# zeilenabstand



## black-dog (20. März 2002)

gibts in html überhaupt sowas wie nen zeilenabstand?

ich möchte einen text schreiben und wenn ich nen br definiere würd ich gerne 1.5 zeilen weiter unten weiterfahren... muss ich zwingend nen abstatz reinhauen?


----------



## Quentin (20. März 2002)

wurde kurz vorher bereits gefragt, sieh dich mal um 

line-height ist die lösung *g*


----------



## TheVirus (20. März 2002)

Für sowas benutzt man in der Regel das <p> Tag.

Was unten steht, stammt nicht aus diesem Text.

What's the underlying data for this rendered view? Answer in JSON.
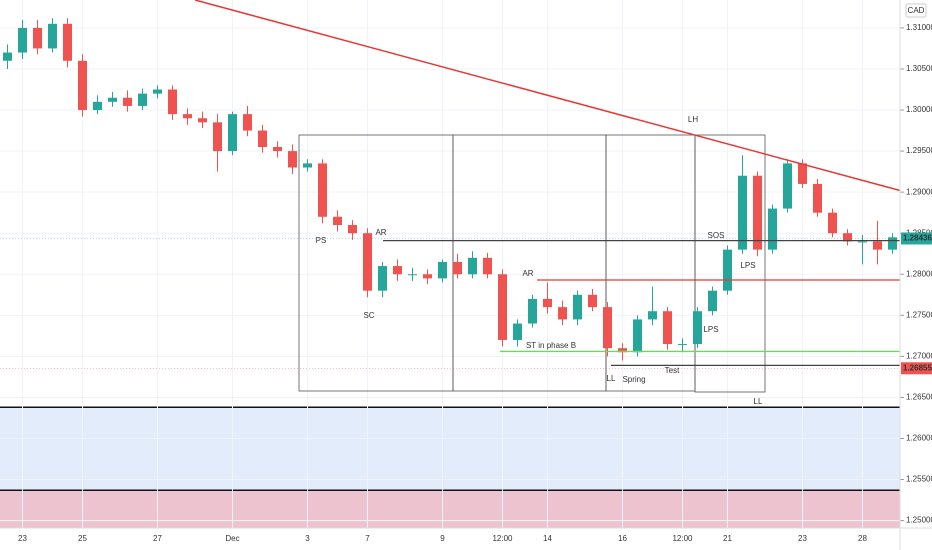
{
  "chart_data": {
    "type": "candlestick",
    "currency": "CAD",
    "categories": [
      null,
      "23",
      null,
      null,
      null,
      "25",
      null,
      null,
      null,
      null,
      "27",
      null,
      null,
      null,
      null,
      "Dec",
      null,
      null,
      null,
      null,
      "3",
      null,
      null,
      null,
      "7",
      null,
      null,
      null,
      null,
      "9",
      null,
      null,
      null,
      "12:00",
      null,
      null,
      "14",
      null,
      null,
      null,
      null,
      "16",
      null,
      null,
      null,
      "12:00",
      null,
      null,
      "21",
      null,
      null,
      null,
      null,
      "23",
      null,
      null,
      null,
      "28",
      null,
      null
    ],
    "open": [
      1.306,
      1.307,
      1.31,
      1.3075,
      1.3105,
      1.306,
      1.3,
      1.301,
      1.3015,
      1.3005,
      1.302,
      1.3025,
      1.2995,
      1.299,
      1.2985,
      1.295,
      1.2995,
      1.2975,
      1.2955,
      1.295,
      1.293,
      1.2935,
      1.287,
      1.286,
      1.285,
      1.278,
      1.281,
      1.28,
      1.28,
      1.2795,
      1.2815,
      1.28,
      1.282,
      1.28,
      1.272,
      1.274,
      1.277,
      1.276,
      1.2745,
      1.2775,
      1.276,
      1.271,
      1.2705,
      1.2745,
      1.2755,
      1.2715,
      1.2715,
      1.2755,
      1.278,
      1.283,
      1.292,
      1.283,
      1.288,
      1.2935,
      1.291,
      1.2875,
      1.285,
      1.284,
      1.284,
      1.283
    ],
    "high": [
      1.308,
      1.311,
      1.311,
      1.3112,
      1.3112,
      1.3068,
      1.3018,
      1.3022,
      1.3024,
      1.3026,
      1.303,
      1.303,
      1.3002,
      1.2998,
      1.2995,
      1.2998,
      1.3005,
      1.2982,
      1.2962,
      1.2958,
      1.294,
      1.294,
      1.2878,
      1.2866,
      1.2856,
      1.2815,
      1.2818,
      1.2808,
      1.2806,
      1.2818,
      1.2825,
      1.2828,
      1.2826,
      1.2806,
      1.2745,
      1.2775,
      1.279,
      1.2768,
      1.278,
      1.2782,
      1.2766,
      1.2716,
      1.275,
      1.2785,
      1.276,
      1.2722,
      1.276,
      1.2785,
      1.2835,
      1.2945,
      1.2925,
      1.2885,
      1.294,
      1.294,
      1.2916,
      1.288,
      1.2855,
      1.2848,
      1.2865,
      1.285
    ],
    "low": [
      1.305,
      1.3062,
      1.3068,
      1.307,
      1.3052,
      1.2992,
      1.2995,
      1.3004,
      1.2998,
      1.3,
      1.3014,
      1.2988,
      1.2982,
      1.2978,
      1.2925,
      1.2945,
      1.2968,
      1.2948,
      1.2942,
      1.2922,
      1.2925,
      1.2862,
      1.2852,
      1.2842,
      1.2772,
      1.2772,
      1.2792,
      1.2792,
      1.2788,
      1.279,
      1.2795,
      1.2795,
      1.2795,
      1.2712,
      1.2712,
      1.2735,
      1.2752,
      1.2738,
      1.2738,
      1.2755,
      1.27,
      1.2695,
      1.27,
      1.2738,
      1.2708,
      1.2705,
      1.271,
      1.275,
      1.2775,
      1.2825,
      1.2822,
      1.2825,
      1.2875,
      1.2905,
      1.287,
      1.2845,
      1.2835,
      1.2812,
      1.2812,
      1.2825
    ],
    "close": [
      1.307,
      1.31,
      1.3075,
      1.3105,
      1.306,
      1.3,
      1.301,
      1.3015,
      1.3005,
      1.302,
      1.3025,
      1.2995,
      1.299,
      1.2985,
      1.295,
      1.2995,
      1.2975,
      1.2955,
      1.295,
      1.293,
      1.2935,
      1.287,
      1.286,
      1.285,
      1.278,
      1.281,
      1.28,
      1.28,
      1.2795,
      1.2815,
      1.28,
      1.282,
      1.28,
      1.272,
      1.274,
      1.277,
      1.276,
      1.2745,
      1.2775,
      1.276,
      1.271,
      1.2705,
      1.2745,
      1.2755,
      1.2715,
      1.2715,
      1.2755,
      1.278,
      1.283,
      1.292,
      1.283,
      1.288,
      1.2935,
      1.291,
      1.2875,
      1.285,
      1.284,
      1.284,
      1.283,
      1.2845
    ],
    "up_color": "#26a69a",
    "down_color": "#ef5350",
    "ylim": [
      1.2491,
      1.3134
    ],
    "yticks": [
      {
        "value": 1.31,
        "label": "1.31000"
      },
      {
        "value": 1.305,
        "label": "1.30500"
      },
      {
        "value": 1.3,
        "label": "1.30000"
      },
      {
        "value": 1.295,
        "label": "1.29500"
      },
      {
        "value": 1.29,
        "label": "1.29000"
      },
      {
        "value": 1.285,
        "label": "1.28500"
      },
      {
        "value": 1.28,
        "label": "1.28000"
      },
      {
        "value": 1.275,
        "label": "1.27500"
      },
      {
        "value": 1.27,
        "label": "1.27000"
      },
      {
        "value": 1.265,
        "label": "1.26500"
      },
      {
        "value": 1.26,
        "label": "1.26000"
      },
      {
        "value": 1.255,
        "label": "1.25500"
      },
      {
        "value": 1.25,
        "label": "1.25000"
      }
    ],
    "trendline": {
      "start": 1.3134,
      "end": 1.2902,
      "color": "#e53935"
    },
    "levels": [
      {
        "value": 1.2841,
        "color": "#444444"
      },
      {
        "value": 1.2793,
        "color": "#e53935"
      },
      {
        "value": 1.2706,
        "color": "#66dd55"
      },
      {
        "value": 1.2689,
        "color": "#444444"
      }
    ],
    "zones": [
      {
        "top": 1.2638,
        "bottom": 1.2537,
        "color": "#e3ecfb"
      },
      {
        "top": 1.2537,
        "bottom": 1.2491,
        "color": "#ecc3cf"
      }
    ],
    "price_labels": [
      {
        "value": 1.28436,
        "label": "1.28436",
        "color": "#26a69a"
      },
      {
        "value": 1.26855,
        "label": "1.26855",
        "color": "#ef5350"
      }
    ],
    "annotations": [
      "PS",
      "AR",
      "SC",
      "AR",
      "ST in phase B",
      "LL",
      "Spring",
      "Test",
      "LH",
      "SOS",
      "LPS",
      "LPS",
      "LL"
    ]
  }
}
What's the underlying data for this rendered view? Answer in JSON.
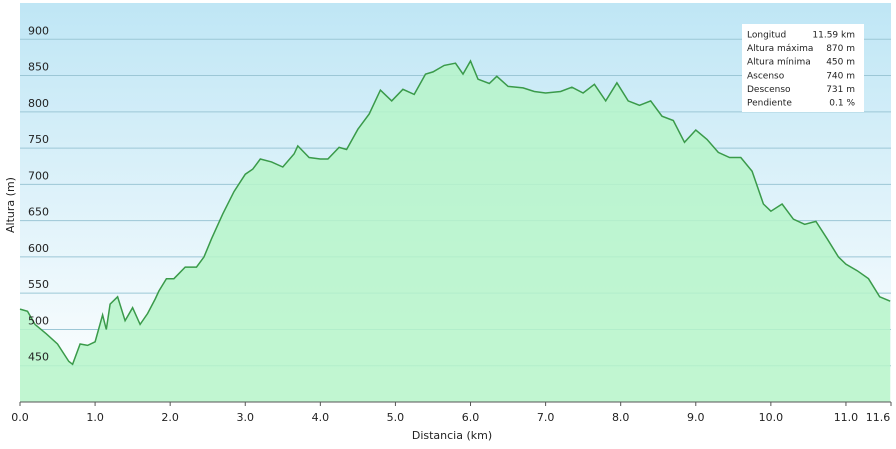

Vielleicht kann man aber mit CSS den <br> abstand festlegen. Bin mir da allerdings nicht so sicher.

So Long
TheVirus


----------



## black-dog (20. März 2002)

ups, sorry... nächstes mal schau ich die topics durch ;-)


----------



## Tribalman (20. März 2002)

> Für sowas benutzt man in der Regel das <p> Tag.


Ich glaube nicht, daß es black-dog darum geht einen
Absatz zu definieren (wofür man meiner Meinung nach 
besser <br> Tags benutzt). Er will die Zeilenhöhe,
oder auch den Zeilenabstand (ZAB) definieren – das
macht man am besten mit ´nem Stylesheet.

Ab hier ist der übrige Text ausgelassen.